MTTR stands for Mean Time to Resolve (alternatively to Recovery, Repair, or Respond). It refers to the average amount of time it takes to recover from system failure. It has a strong relation to another metric, MTTF, which measures the average time to failure after an event.

MTTR is calculated by measuring the time it takes a system to fail until the time it’s fully operational again. Since a malicious attack doesn’t always result in failure, it may also start once the system is purposefully taken down to avoid theft/loss of data or further damage.

Depending on your incident response plan or protocol, MTTR itself may consist of a number of steps. A relatively standard IR plan involves the following steps post detection:

  • Containment: Stopping the spread by isolating compromised system components and moving business operations over to secure/failover channels and reauthenticating access.
  • Eradication: This involves the actual removal of the threat, such as malware artifacts or unauthorized access.
  • Recovery: During this process, sanitized components/resources are reintroduced to the network in order to resume normal operations.

Only once all these steps are completed and normal business operations are resumed is the incident considered “resolved.

How to Improve MTTD and MTTR?

For example, you can’t respond to an incident you haven’t detected, so the first step in improving MTTR is to improve MTTD. From a damage mitigation perspective, it also doesn’t help if you can quickly identify breaches but are unable to respond to them efficiently.

A 2019 SANS support showed that businesses still had a long way to go in improving MTTD and MTTR metrics. Almost half of businesses take more than 24 hours to merely detect an event. Only around 67% of businesses resolve issues within 24 hours. However, other studies by Verizon and IBM point to the fact that many more threats go unaddressed for months, if not years.

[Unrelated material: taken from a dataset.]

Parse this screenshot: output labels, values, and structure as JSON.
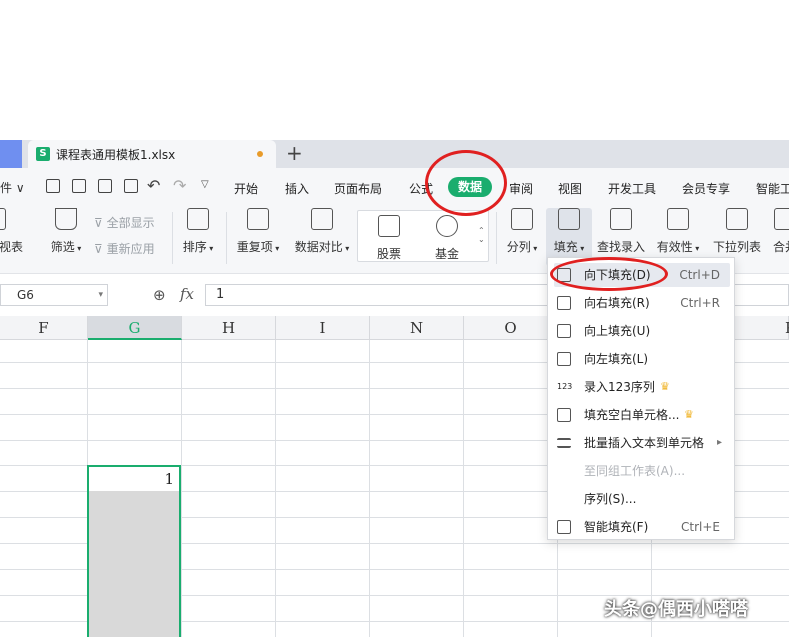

Because these two metrics are so strongly intertwined, we’ll consider how to improve them holistically. Here are some of the most effective ways to prepare your organization for any security-related eventuality:

  • Conduct an incident response readiness assessment – Analyze your current readiness by reviewing your IR procedures, conducting exercises, reviewing documentation, and testing shareholders’ understanding of their roles and responsibilities.
  • Implement an IR plan – Come up with a specific incident response plan that takes into account:
    • A dedicated IR team, whether it’s internal or as an IR retainer service
    • Funding and resources
    • Your most critical components/assets
    • Points of failure, most at-risk endpoints, and threat profile
    • Employee education and training
    • A business continuity plan
    • Step-by-step incident response procedure
  • Invest in a SOAPA or SOAR security solution – Security experts increasingly agree that an endpoint security solution that leverages automation and workflow integration is the future of business security. These solutions also carry the highest potential for damage mitigation.